Ella was right, Lázaro Alcántara had lied, he was only fifteen years old. He had also lied about his family—his mother was not German but Guaraní and he did not know who his father was—and he may or may not have lied about his dream to go to Paris to study architecture and build the same kind of buildings in Paraguay that he had seen in books about France. He did not in fact lie but told the truth about having seen the books about France, along with books about Hungary, since Lázaro Alcántara was Colonel von Wisner’s lover.

 

The victory at Curupayty made General Diaz euphoric and imprudent. The commander in chief also felt he was impervious to danger and he rode around the camp at all hours of the day and night, often without an escort, often unarmed.

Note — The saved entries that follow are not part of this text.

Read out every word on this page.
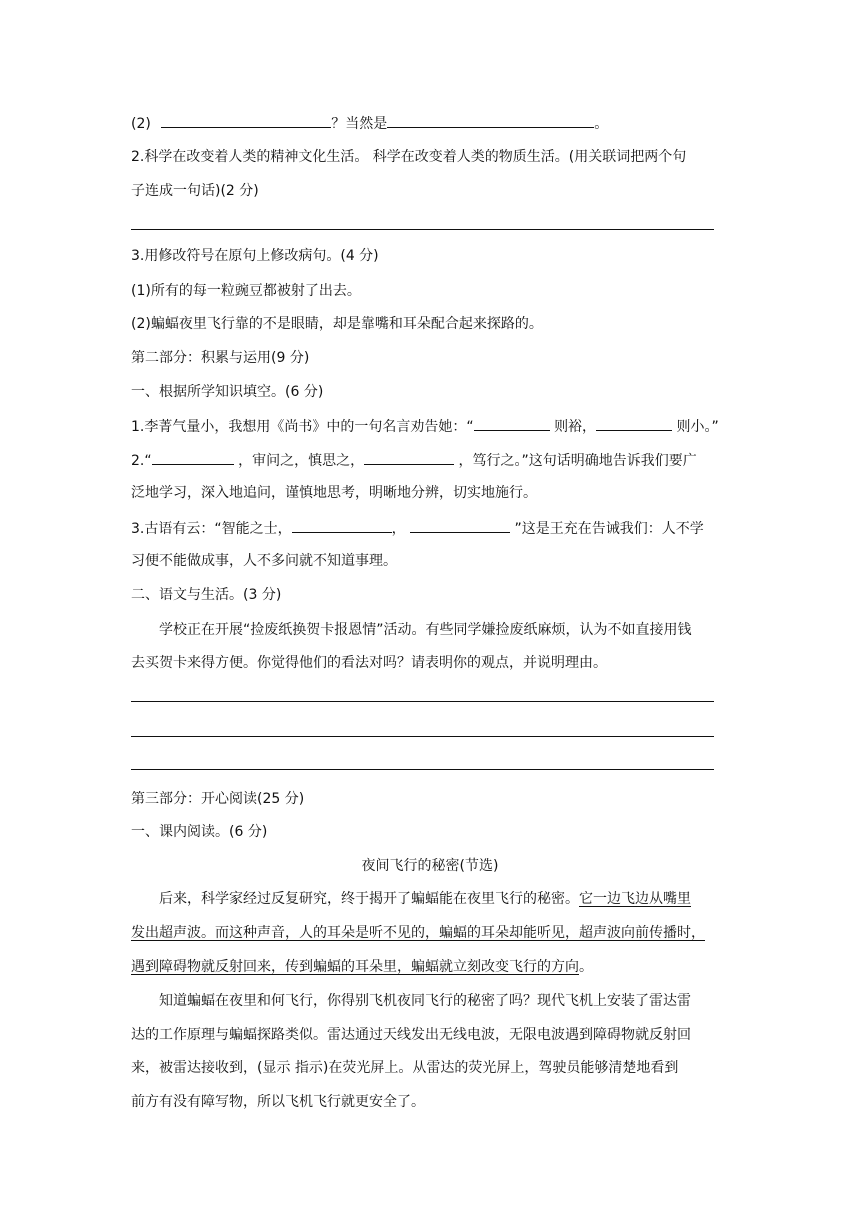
(2)	？当然是	。
2.科学在改变着人类的精神文化生活。 科学在改变着人类的物质生活。(用关联词把两个句
子连成一句话)(2 分)
3.用修改符号在原句上修改病句。(4 分)
(1)所有的每一粒豌豆都被射了出去。
(2)蝙蝠夜里飞行靠的不是眼睛，却是靠嘴和耳朵配合起来探路的。
第二部分：积累与运用(9 分)
一、根据所学知识填空。(6 分)
1.李菁气量小，我想用《尚书》中的一句名言劝告她：“	则裕，	则小。”
2.“	，审问之，慎思之，	，笃行之。”这句话明确地告诉我们要广
泛地学习，深入地追问，谨慎地思考，明晰地分辨，切实地施行。
3.古语有云：“智能之士，	，	”这是王充在告诫我们：人不学
习便不能做成事，人不多问就不知道事理。
二、语文与生活。(3 分)
学校正在开展“捡废纸换贺卡报恩情”活动。有些同学嫌捡废纸麻烦，认为不如直接用钱
去买贺卡来得方便。你觉得他们的看法对吗？请表明你的观点，并说明理由。
第三部分：开心阅读(25 分)
一、课内阅读。(6 分)
夜间飞行的秘密(节选)
后来，科学家经过反复研究，终于揭开了蝙蝠能在夜里飞行的秘密。它一边飞边从嘴里
发出超声波。而这种声音，人的耳朵是听不见的，蝙蝠的耳朵却能听见，超声波向前传播时，
遇到障碍物就反射回来，传到蝙蝠的耳朵里，蝙蝠就立刻改变飞行的方向。
知道蝙蝠在夜里和何飞行，你得别飞机夜同飞行的秘密了吗？现代飞机上安装了雷达雷
达的工作原理与蝙蝠探路类似。雷达通过天线发出无线电波，无限电波遇到障碍物就反射回
来，被雷达接收到，(显示 指示)在荧光屏上。从雷达的荧光屏上，驾驶员能够清楚地看到
前方有没有障写物，所以飞机飞行就更安全了。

On a clear moonlit night, against his aides-decamp’s advice, he insisted on getting into a canoe and going fishing in the river. The canoe was hit by a torpedo—probably one of the homemade glass capsules—and capsized. Wounded, General Diaz could not swim and his aides had to rescue him and bring him back to shore. Then Dr. Stewart had to amputate his leg. The leg—General Diaz had insisted on keeping it—once the cut on it was soldered shut, was placed in a little coffin of its own right next to his bed. Ella saw it when she went to the hospital to visit General Diaz; the leg was dressed in a black boot and in a bloodstained white trouser leg with a gold stripe down its side. But a few days later, General Diaz died.